If we want to expand any of our initiatives in PNG into additional areas under exploration, these operations would need to convert their existing exploration licences prior to the start of mining. That process could require landowner title approval, and there can be no assurance that approval would be received.  
  Environmental regulations     As a gold mining company, Harmony is subject to extensive environmental regulation. We expect the trend of rising production costs due to compliance with South African and PNG environmental laws and regulations to continue.  
  Sustainable community development     Companies in general are under pressure to demonstrate that while they seek a satisfactory return on investment for shareholders, other stakeholders including employees, communities surrounding operations and the countries in which they operate, also benefit from their commercial activities.  
  Climate change regulations and physical risks     A number of international and national measures are being developed to address or limit GHG emissions. As our current mines have a life expectancy of over 20 years, future climate change regulation will therefore need to be considered for all Harmony’s extensions and acquisitions. All new greenfields and brownfields projects are required to consider the impact of climate change in their design and planning.

Our operations could face a number of physical risks from climate change, such as increased rainfall, reduced water availability, higher temperatures and extreme weather events. Events such as flooding or inadequate water supplies could disrupt our operations and rehabilitation efforts, and could increase health and safety risks.  
  Water use licences in South Africa     The majority of our South African operations are lawful users with existing water permits in terms of the Water Act of 1954. These operations have applied for water use licences in terms of the National Water Act, 1998, some as early as 2003. Harmony is working closely with regional directors in the review process and a number of our operations have been issued with integrated water use licences or draft licences.  
  Rehabilitate potential groundwater pollution     Due to the interconnected nature of mining operations, any proposed solution for potential flooding and decant risk posed by deep groundwater needs to be a combined one supported by all mines in the goldfields and government in the event of legacy issues. The Department of Mineral Resources and affected mining companies are involved in developing a regional mine closure strategy.  
  United States investors     Investors in the United States may have difficulty bringing actions and enforcing judgments against Harmony, which is incorporated in South Africa.  
  Compliance with corporate governance and public disclosure requirements     Harmony is committed to maintaining high standards of corporate governance and public disclosure, and its efforts to comply with evolving laws, regulations and standards will continue to increase general and administrative expenses.  

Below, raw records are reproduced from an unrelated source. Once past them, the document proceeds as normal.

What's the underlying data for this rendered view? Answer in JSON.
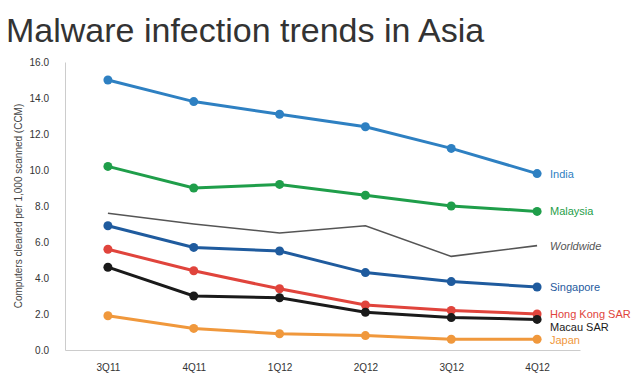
{
  "chart_data": {
    "type": "line",
    "title": "Malware infection trends in Asia",
    "y_label": "Computers cleaned per 1,000 scanned (CCM)",
    "categories": [
      "3Q11",
      "4Q11",
      "1Q12",
      "2Q12",
      "3Q12",
      "4Q12"
    ],
    "ylim": [
      0,
      16
    ],
    "yticks": [
      {
        "value": 0,
        "label": "0.0"
      },
      {
        "value": 2,
        "label": "2.0"
      },
      {
        "value": 4,
        "label": "4.0"
      },
      {
        "value": 6,
        "label": "6.0"
      },
      {
        "value": 8,
        "label": "8.0"
      },
      {
        "value": 10,
        "label": "10.0"
      },
      {
        "value": 12,
        "label": "12.0"
      },
      {
        "value": 14,
        "label": "14.0"
      },
      {
        "value": 16,
        "label": "16.0"
      }
    ],
    "grid": false,
    "legend": "right",
    "series": [
      {
        "name": "India",
        "color": "#2e80c2",
        "marker": "circle",
        "line_style": "solid",
        "values": [
          15.0,
          13.8,
          13.1,
          12.4,
          11.2,
          9.8
        ]
      },
      {
        "name": "Malaysia",
        "color": "#1f9e4a",
        "marker": "circle",
        "line_style": "solid",
        "values": [
          10.2,
          9.0,
          9.2,
          8.6,
          8.0,
          7.7
        ]
      },
      {
        "name": "Worldwide",
        "color": "#555555",
        "marker": "none",
        "line_style": "solid",
        "values": [
          7.6,
          7.0,
          6.5,
          6.9,
          5.2,
          5.8
        ]
      },
      {
        "name": "Singapore",
        "color": "#1f5b9e",
        "marker": "circle",
        "line_style": "solid",
        "values": [
          6.9,
          5.7,
          5.5,
          4.3,
          3.8,
          3.5
        ]
      },
      {
        "name": "Hong Kong SAR",
        "color": "#e0443c",
        "marker": "circle",
        "line_style": "solid",
        "values": [
          5.6,
          4.4,
          3.4,
          2.5,
          2.2,
          2.0
        ]
      },
      {
        "name": "Macau SAR",
        "color": "#1a1a1a",
        "marker": "circle",
        "line_style": "solid",
        "values": [
          4.6,
          3.0,
          2.9,
          2.1,
          1.8,
          1.7
        ]
      },
      {
        "name": "Japan",
        "color": "#f0983c",
        "marker": "circle",
        "line_style": "solid",
        "values": [
          1.9,
          1.2,
          0.9,
          0.8,
          0.6,
          0.6
        ]
      }
    ]
  }
}
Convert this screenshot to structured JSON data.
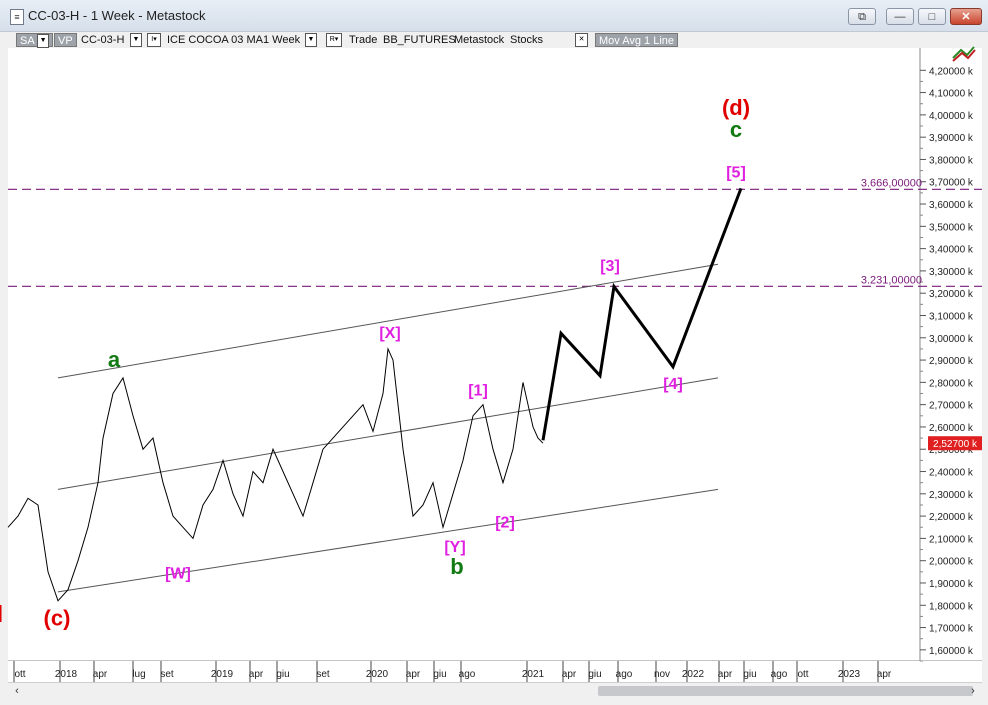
{
  "window": {
    "title": "CC-03-H - 1 Week - Metastock",
    "icon": "chart-document-icon",
    "buttons": {
      "restore_all": "⧉",
      "minimize": "—",
      "maximize": "□",
      "close": "✕"
    }
  },
  "toolbar": {
    "sa": "SA",
    "vp": "VP",
    "symbol": "CC-03-H",
    "dropdown_glyph": "▼",
    "i_label": "I▾",
    "instrument": "ICE COCOA 03 MA",
    "period": "1 Week",
    "r_label": "R▾",
    "mode": "Trade",
    "feed": "BB_FUTURES",
    "provider": "Metastock",
    "type": "Stocks",
    "close_glyph": "✕",
    "indicator": "Mov Avg 1 Line"
  },
  "colors": {
    "price": "#000000",
    "wave_green": "#127a12",
    "wave_red": "#e00000",
    "wave_magenta": "#e020e0",
    "level_line": "#7a1a7a",
    "channel": "#555555",
    "last_price_bg": "#e02020"
  },
  "chart_data": {
    "type": "line",
    "ylim": [
      1550,
      4300
    ],
    "y_ticks": [
      "4,20000 k",
      "4,10000 k",
      "4,00000 k",
      "3,90000 k",
      "3,80000 k",
      "3,70000 k",
      "3,60000 k",
      "3,50000 k",
      "3,40000 k",
      "3,30000 k",
      "3,20000 k",
      "3,10000 k",
      "3,00000 k",
      "2,90000 k",
      "2,80000 k",
      "2,70000 k",
      "2,60000 k",
      "2,50000 k",
      "2,40000 k",
      "2,30000 k",
      "2,20000 k",
      "2,10000 k",
      "2,00000 k",
      "1,90000 k",
      "1,80000 k",
      "1,70000 k",
      "1,60000 k"
    ],
    "x_ticks": [
      "ott",
      "2018",
      "apr",
      "lug",
      "set",
      "2019",
      "apr",
      "giu",
      "set",
      "2020",
      "apr",
      "giu",
      "ago",
      "2021",
      "apr",
      "giu",
      "ago",
      "nov",
      "2022",
      "apr",
      "giu",
      "ago",
      "ott",
      "2023",
      "apr"
    ],
    "last_price": {
      "value": 2527,
      "label": "2,52700 k"
    },
    "levels": [
      {
        "value": 3666,
        "label": "3.666,00000"
      },
      {
        "value": 3231,
        "label": "3.231,00000"
      }
    ],
    "price_series": [
      [
        0.0,
        2150
      ],
      [
        1.0,
        2200
      ],
      [
        2.0,
        2280
      ],
      [
        3.0,
        2250
      ],
      [
        4.0,
        1950
      ],
      [
        5.0,
        1820
      ],
      [
        6.0,
        1870
      ],
      [
        7.0,
        2000
      ],
      [
        8.0,
        2150
      ],
      [
        9.0,
        2350
      ],
      [
        9.5,
        2550
      ],
      [
        10.5,
        2750
      ],
      [
        11.5,
        2820
      ],
      [
        12.5,
        2650
      ],
      [
        13.5,
        2500
      ],
      [
        14.5,
        2550
      ],
      [
        15.5,
        2350
      ],
      [
        16.5,
        2200
      ],
      [
        17.5,
        2150
      ],
      [
        18.5,
        2100
      ],
      [
        19.5,
        2250
      ],
      [
        20.5,
        2320
      ],
      [
        21.5,
        2450
      ],
      [
        22.5,
        2300
      ],
      [
        23.5,
        2200
      ],
      [
        24.5,
        2400
      ],
      [
        25.5,
        2350
      ],
      [
        26.5,
        2500
      ],
      [
        27.5,
        2400
      ],
      [
        28.5,
        2300
      ],
      [
        29.5,
        2200
      ],
      [
        30.5,
        2350
      ],
      [
        31.5,
        2500
      ],
      [
        32.5,
        2550
      ],
      [
        33.5,
        2600
      ],
      [
        34.5,
        2650
      ],
      [
        35.5,
        2700
      ],
      [
        36.5,
        2580
      ],
      [
        37.5,
        2750
      ],
      [
        38.0,
        2950
      ],
      [
        38.5,
        2900
      ],
      [
        39.5,
        2500
      ],
      [
        40.5,
        2200
      ],
      [
        41.5,
        2250
      ],
      [
        42.5,
        2350
      ],
      [
        43.5,
        2150
      ],
      [
        44.5,
        2300
      ],
      [
        45.5,
        2450
      ],
      [
        46.5,
        2650
      ],
      [
        47.5,
        2700
      ],
      [
        48.5,
        2500
      ],
      [
        49.5,
        2350
      ],
      [
        50.5,
        2500
      ],
      [
        51.5,
        2800
      ],
      [
        52.0,
        2700
      ],
      [
        52.5,
        2600
      ],
      [
        53.0,
        2550
      ],
      [
        53.5,
        2527
      ]
    ],
    "projection": [
      [
        53.5,
        2540
      ],
      [
        55.3,
        3020
      ],
      [
        59.2,
        2830
      ],
      [
        60.6,
        3230
      ],
      [
        66.5,
        2870
      ],
      [
        73.3,
        3670
      ]
    ],
    "channel_lines": [
      [
        [
          5,
          1860
        ],
        [
          71,
          2320
        ]
      ],
      [
        [
          5,
          2320
        ],
        [
          71,
          2820
        ]
      ],
      [
        [
          5,
          2820
        ],
        [
          71,
          3330
        ]
      ]
    ],
    "wave_labels": [
      {
        "text": "(d)",
        "x": 72.8,
        "y": 4000,
        "color": "red",
        "size": "large"
      },
      {
        "text": "c",
        "x": 72.8,
        "y": 3900,
        "color": "green",
        "size": "large"
      },
      {
        "text": "[5]",
        "x": 72.8,
        "y": 3720,
        "color": "magenta",
        "size": "medium"
      },
      {
        "text": "[3]",
        "x": 60.2,
        "y": 3300,
        "color": "magenta",
        "size": "medium"
      },
      {
        "text": "[X]",
        "x": 38.2,
        "y": 3000,
        "color": "magenta",
        "size": "medium"
      },
      {
        "text": "a",
        "x": 10.6,
        "y": 2870,
        "color": "green",
        "size": "large"
      },
      {
        "text": "[1]",
        "x": 47.0,
        "y": 2740,
        "color": "magenta",
        "size": "medium"
      },
      {
        "text": "[4]",
        "x": 66.5,
        "y": 2770,
        "color": "magenta",
        "size": "medium"
      },
      {
        "text": "[2]",
        "x": 49.7,
        "y": 2150,
        "color": "magenta",
        "size": "medium"
      },
      {
        "text": "[Y]",
        "x": 44.7,
        "y": 2040,
        "color": "magenta",
        "size": "medium"
      },
      {
        "text": "b",
        "x": 44.9,
        "y": 1940,
        "color": "green",
        "size": "large"
      },
      {
        "text": "[W]",
        "x": 17.0,
        "y": 1920,
        "color": "magenta",
        "size": "medium"
      },
      {
        "text": "(c)",
        "x": 4.9,
        "y": 1710,
        "color": "red",
        "size": "large"
      }
    ]
  }
}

  Market price of shares     The market price of our shares could fall if large quantities are sold in the public market, or if there is a perception in the marketplace that such sales could occur.  
  Share dilution     Harmony has employee share option schemes as well as other share schemes. The Harmony board has authorised up to 14% of the issued share capital to be used for these plans. As a result, shareholders’ equity interests in Harmony are subject to dilution to the extent of the future exercises of options through share schemes.  
  Continued dividends     While Harmony intends to declare and pay cash dividends, it is the company’s intention to only do so if profits and funds are available for that purpose.